A paper co-authored by O’Callaghan in Brain Research last year concluded that all compounds acting on the brain’s serotonin system can cause changes in serotonin neurons. O’Callaghan says the creation of these abnormalities, including corkscrew-shaped neurons, could be part of Prozac’s desired therapeutic effect.
While scientists like Ricaurte say Ecstasy is a much different drug from Prozac, it’s not that different from the amphetamine Adderall. They admit that the research on such pharmaceuticals is still lacking. “I think we need more experimental studies addressing that question,” says Ricaurte. “We know amphetamines can damage dopamine cells. What is not known is whether the amount of amphetamine used in kids is the amount required for toxicity.”
This scares O’Callaghan. “You can market a compound,” he says, “unless it puts holes in your head.”
What separates a good drug from a bad drug? Why is it OK to prescribe amphetamines to children but bad when they ingest them for fun? Drug-company ads pitch chemical remedies for everything from social anxiety to severe PMS. Since 1970, their profits have more than quadrupled; roughly a quarter are from drugs that affect the central nervous system and sensory organs. More people are taking more pills—whether Ecstasy or Prozac—to feel better. Yet the war on drugs drags on.
For Ecstasy, it began in the early ’80s, when rising use and a “designer drug” media scare forced the Drug Enforcement Agency to take notice. Although a judge ruled during 1985 hearings that MDMA had therapeutic value and could be safely administered under medical supervision, the opinion was struck down by the DEA’s director. The drug became illegal, and the black market boomed. Next came Ecstasy of questionable quality and potency. DanceSafe, a nonprofit that tests the purity of pills at raves, reports that dangerous adulterants like the cough suppressant DXM and the hallucinogen PMA are on the increase, and says these compounds are the prime culprits for Ecstasy-related visits to emergency rooms.
For now, Ecstasy’s medical potential is all anecdote and no hard fact. Little data exists on its therapeutic value.
But that’s not for lack of trying, say supporters of MDMA-assisted therapy. Dr.

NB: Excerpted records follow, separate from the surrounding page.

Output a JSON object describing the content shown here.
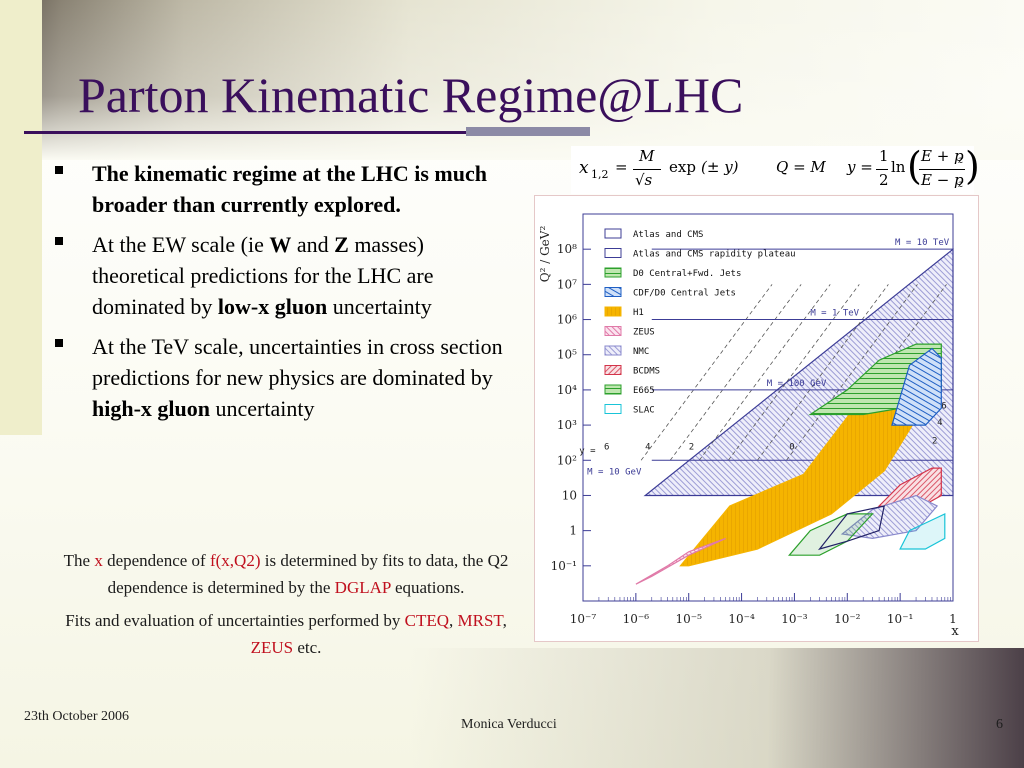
{
  "slide": {
    "title": "Parton Kinematic Regime@LHC",
    "bullets": [
      {
        "runs": [
          {
            "text": "The kinematic regime at the LHC is much broader than currently explored.",
            "bold": true
          }
        ]
      },
      {
        "runs": [
          {
            "text": "At the EW scale (ie ",
            "bold": false
          },
          {
            "text": "W",
            "bold": true
          },
          {
            "text": " and ",
            "bold": false
          },
          {
            "text": "Z",
            "bold": true
          },
          {
            "text": " masses) theoretical predictions for the LHC are dominated by ",
            "bold": false
          },
          {
            "text": "low-x gluon",
            "bold": true
          },
          {
            "text": " uncertainty",
            "bold": false
          }
        ]
      },
      {
        "runs": [
          {
            "text": "At the TeV scale, uncertainties in cross section predictions for new physics are dominated by ",
            "bold": false
          },
          {
            "text": "high-x gluon",
            "bold": true
          },
          {
            "text": " uncertainty",
            "bold": false
          }
        ]
      }
    ],
    "notes": [
      {
        "runs": [
          {
            "text": "The ",
            "red": false
          },
          {
            "text": "x",
            "red": true
          },
          {
            "text": " dependence of  ",
            "red": false
          },
          {
            "text": "f(x,Q2)",
            "red": true
          },
          {
            "text": " is determined by fits to data, the Q2 dependence  is determined by the ",
            "red": false
          },
          {
            "text": "DGLAP",
            "red": true
          },
          {
            "text": " equations.",
            "red": false
          }
        ]
      },
      {
        "runs": [
          {
            "text": "Fits and evaluation of uncertainties performed by ",
            "red": false
          },
          {
            "text": "CTEQ",
            "red": true
          },
          {
            "text": ", ",
            "red": false
          },
          {
            "text": "MRST",
            "red": true
          },
          {
            "text": ", ",
            "red": false
          },
          {
            "text": "ZEUS",
            "red": true
          },
          {
            "text": " etc.",
            "red": false
          }
        ]
      }
    ],
    "formula": {
      "x_lhs": "x",
      "x_sub": "1,2",
      "eq": "=",
      "M": "M",
      "sqrt_s": "√s",
      "exp": "exp",
      "pm_y": "(± y)",
      "Q_eq_M": "Q = M",
      "y_eq": "y =",
      "half": "1",
      "two": "2",
      "ln": "ln",
      "E_plus_pz": "E + p",
      "E_minus_pz": "E − p",
      "z": "z"
    },
    "footer": {
      "date": "23th October 2006",
      "author": "Monica Verducci",
      "page": "6"
    },
    "colors": {
      "title": "#3a0f5c",
      "red": "#c0101e",
      "plot_frame": "#3c3c96",
      "h1_orange": "#f5b400",
      "d0_green": "#2ca02c",
      "cdf_blue": "#1f5fc4",
      "zeus_pink": "#e07aa8",
      "bcdms_red": "#d3344a",
      "slac_cyan": "#19c4d8"
    }
  },
  "chart_data": {
    "type": "area",
    "xlabel": "x",
    "ylabel": "Q² / GeV²",
    "xscale": "log",
    "yscale": "log",
    "xlim": [
      1e-07,
      1
    ],
    "ylim": [
      0.01,
      1000000000.0
    ],
    "xtick_labels": [
      "10⁻⁷",
      "10⁻⁶",
      "10⁻⁵",
      "10⁻⁴",
      "10⁻³",
      "10⁻²",
      "10⁻¹",
      "1"
    ],
    "ytick_labels": [
      "10⁻¹",
      "1",
      "10",
      "10²",
      "10³",
      "10⁴",
      "10⁵",
      "10⁶",
      "10⁷",
      "10⁸"
    ],
    "legend_placement": "top-left",
    "legend": [
      {
        "name": "Atlas and CMS",
        "color": "#3c3c96"
      },
      {
        "name": "Atlas and CMS rapidity plateau",
        "color": "#3c3c96"
      },
      {
        "name": "D0 Central+Fwd. Jets",
        "color": "#2ca02c"
      },
      {
        "name": "CDF/D0 Central Jets",
        "color": "#1f5fc4"
      },
      {
        "name": "H1",
        "color": "#f5b400"
      },
      {
        "name": "ZEUS",
        "color": "#e07aa8"
      },
      {
        "name": "NMC",
        "color": "#8888cc"
      },
      {
        "name": "BCDMS",
        "color": "#d3344a"
      },
      {
        "name": "E665",
        "color": "#2ca02c"
      },
      {
        "name": "SLAC",
        "color": "#19c4d8"
      }
    ],
    "mass_lines": [
      {
        "label": "M = 10 TeV",
        "mass_gev": 10000
      },
      {
        "label": "M = 1 TeV",
        "mass_gev": 1000
      },
      {
        "label": "M = 100 GeV",
        "mass_gev": 100
      },
      {
        "label": "M = 10 GeV",
        "mass_gev": 10
      }
    ],
    "rapidity_labels": [
      "y =",
      "6",
      "4",
      "2",
      "0",
      "2",
      "4",
      "6"
    ]
  }
}
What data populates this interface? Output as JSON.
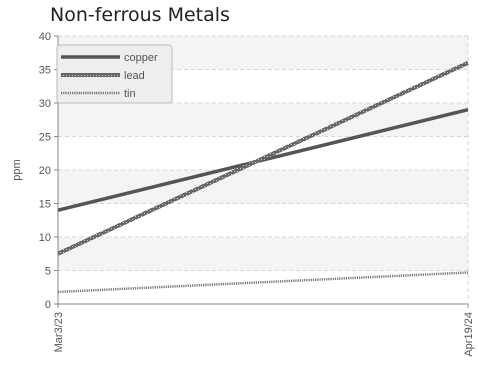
{
  "chart_data": {
    "type": "line",
    "title": "Non-ferrous Metals",
    "ylabel": "ppm",
    "xlabel": "",
    "x": [
      "Mar3/23",
      "Apr19/24"
    ],
    "ylim": [
      0,
      40
    ],
    "yticks": [
      0,
      5,
      10,
      15,
      20,
      25,
      30,
      35,
      40
    ],
    "grid": true,
    "legend_position": "top-left",
    "series": [
      {
        "name": "copper",
        "values": [
          14,
          29
        ],
        "color": "#555555",
        "style": "solid"
      },
      {
        "name": "lead",
        "values": [
          7.5,
          36
        ],
        "color": "#666666",
        "style": "dotted-thick"
      },
      {
        "name": "tin",
        "values": [
          1.8,
          4.7
        ],
        "color": "#777777",
        "style": "dotted-thin"
      }
    ]
  }
}
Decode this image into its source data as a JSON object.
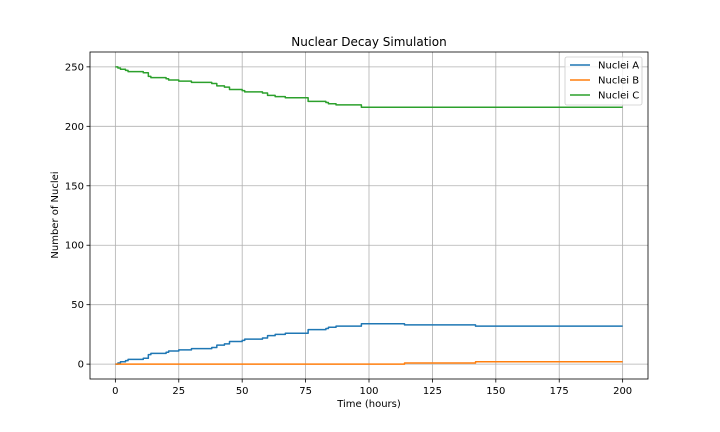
{
  "chart_data": {
    "type": "line",
    "title": "Nuclear Decay Simulation",
    "xlabel": "Time (hours)",
    "ylabel": "Number of Nuclei",
    "xlim": [
      -10,
      210
    ],
    "ylim": [
      -12.5,
      262.5
    ],
    "xticks": [
      0,
      25,
      50,
      75,
      100,
      125,
      150,
      175,
      200
    ],
    "yticks": [
      0,
      50,
      100,
      150,
      200,
      250
    ],
    "grid": true,
    "legend_position": "top-right",
    "step": true,
    "series": [
      {
        "name": "Nuclei A",
        "color": "#1f77b4",
        "points": [
          [
            0,
            0
          ],
          [
            1,
            1
          ],
          [
            2,
            2
          ],
          [
            4,
            3
          ],
          [
            5,
            4
          ],
          [
            11,
            5
          ],
          [
            13,
            8
          ],
          [
            14,
            9
          ],
          [
            20,
            10
          ],
          [
            21,
            11
          ],
          [
            25,
            12
          ],
          [
            30,
            13
          ],
          [
            38,
            14
          ],
          [
            40,
            16
          ],
          [
            43,
            17
          ],
          [
            45,
            19
          ],
          [
            50,
            20
          ],
          [
            51,
            21
          ],
          [
            58,
            22
          ],
          [
            60,
            24
          ],
          [
            63,
            25
          ],
          [
            67,
            26
          ],
          [
            76,
            29
          ],
          [
            83,
            30
          ],
          [
            84,
            31
          ],
          [
            87,
            32
          ],
          [
            97,
            34
          ],
          [
            114,
            33
          ],
          [
            142,
            32
          ],
          [
            200,
            32
          ]
        ]
      },
      {
        "name": "Nuclei B",
        "color": "#ff7f0e",
        "points": [
          [
            0,
            0
          ],
          [
            114,
            1
          ],
          [
            142,
            2
          ],
          [
            200,
            2
          ]
        ]
      },
      {
        "name": "Nuclei C",
        "color": "#2ca02c",
        "points": [
          [
            0,
            250
          ],
          [
            1,
            249
          ],
          [
            2,
            248
          ],
          [
            4,
            247
          ],
          [
            5,
            246
          ],
          [
            11,
            245
          ],
          [
            13,
            242
          ],
          [
            14,
            241
          ],
          [
            20,
            240
          ],
          [
            21,
            239
          ],
          [
            25,
            238
          ],
          [
            30,
            237
          ],
          [
            38,
            236
          ],
          [
            40,
            234
          ],
          [
            43,
            233
          ],
          [
            45,
            231
          ],
          [
            50,
            230
          ],
          [
            51,
            229
          ],
          [
            58,
            228
          ],
          [
            60,
            226
          ],
          [
            63,
            225
          ],
          [
            67,
            224
          ],
          [
            76,
            221
          ],
          [
            83,
            220
          ],
          [
            84,
            219
          ],
          [
            87,
            218
          ],
          [
            97,
            216
          ],
          [
            200,
            216
          ]
        ]
      }
    ]
  }
}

Charles Grob, director of Child and Adolescent Psychiatry at Harbor-UCLA Medical Center, was the first researcher to gain Food and Drug Administration approval for a study of MDMA, submitting a proposal in the early ’90s to treat people with end-stage cancer. The agency initially turned him down, saying a trial was first needed to determine the drug’s dosage and safety. After that was completed, Grob went back to the FDA with what he thought were promising results. Again, the government turned down his bid to test Ecstasy among cancer patients. “The bottom line was political, I felt,” says Grob. “This would have been the first treatment protocol. This kind of schedule-one drug, with abuse liability, would have been very controversial.”

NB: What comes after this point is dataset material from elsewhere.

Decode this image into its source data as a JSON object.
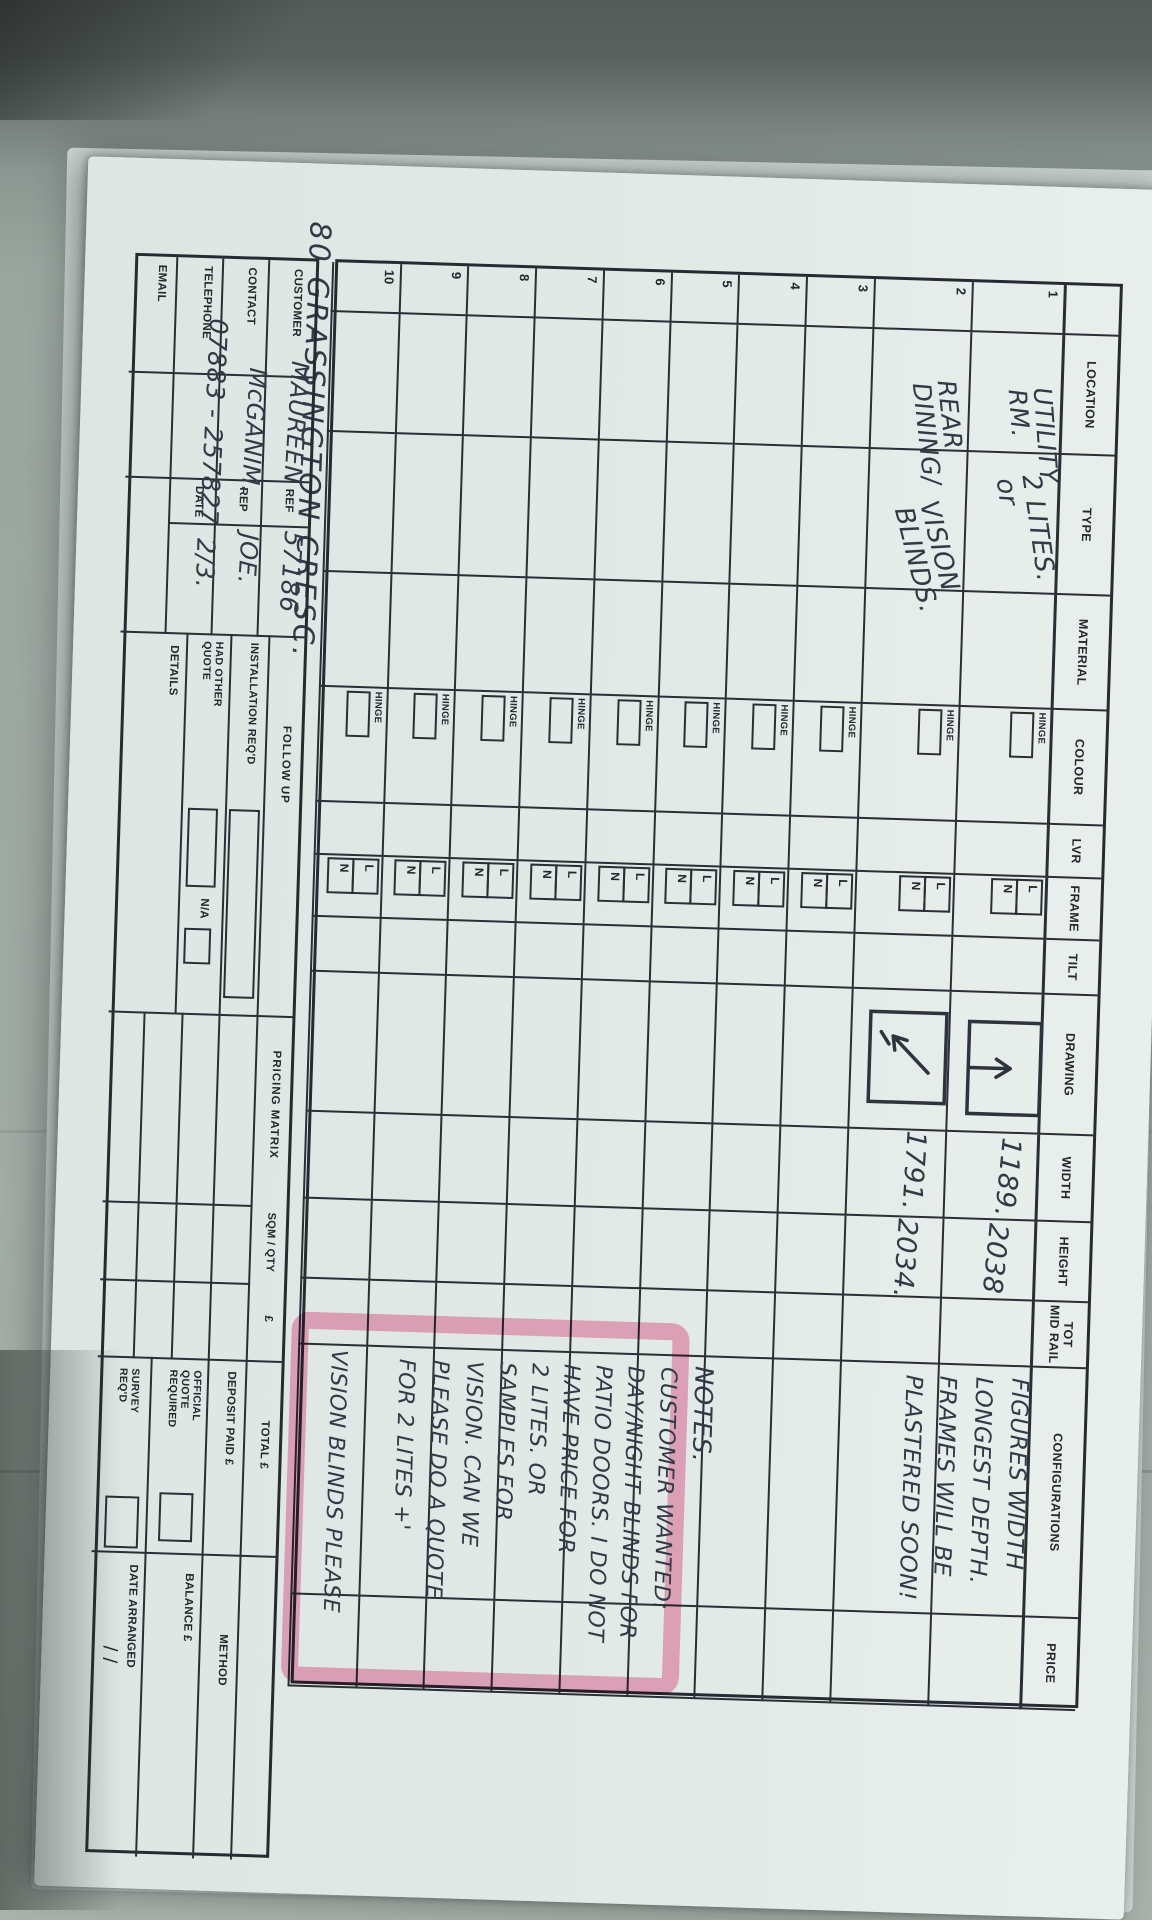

Doblin is more optimistic. “I think the FDA is the most immune of all agencies to outside pressure. They’re sympathetic to patients.” He also believes the FDA may take issue with the South Carolina study of Ecstasy and post-traumatic stress disorder on the grounds that it’s too risky to decrease the serotonin levels of depressed subjects.
It may be this psychoactive element that most hinders the progress of Ecstasy as therapy. With medical marijuana—which has gained acceptance and been doled out for decades to a handful of patients in a federal program—the high is almost a side effect, since the real good comes from increased appetite, decreased nausea, and a lessening of spasms and pain. With Ecstasy, the benefit is the high.
In this way, Ecstasy is more like the roster of mood elevators prescribed every day. Without the media scare, a company application to market this drug now, says O’Callaghan, would pass government muster. “MDMA would have slipped through as an approved drug,” says O’Callaghan. “No one would think a priori that it was causing damage.”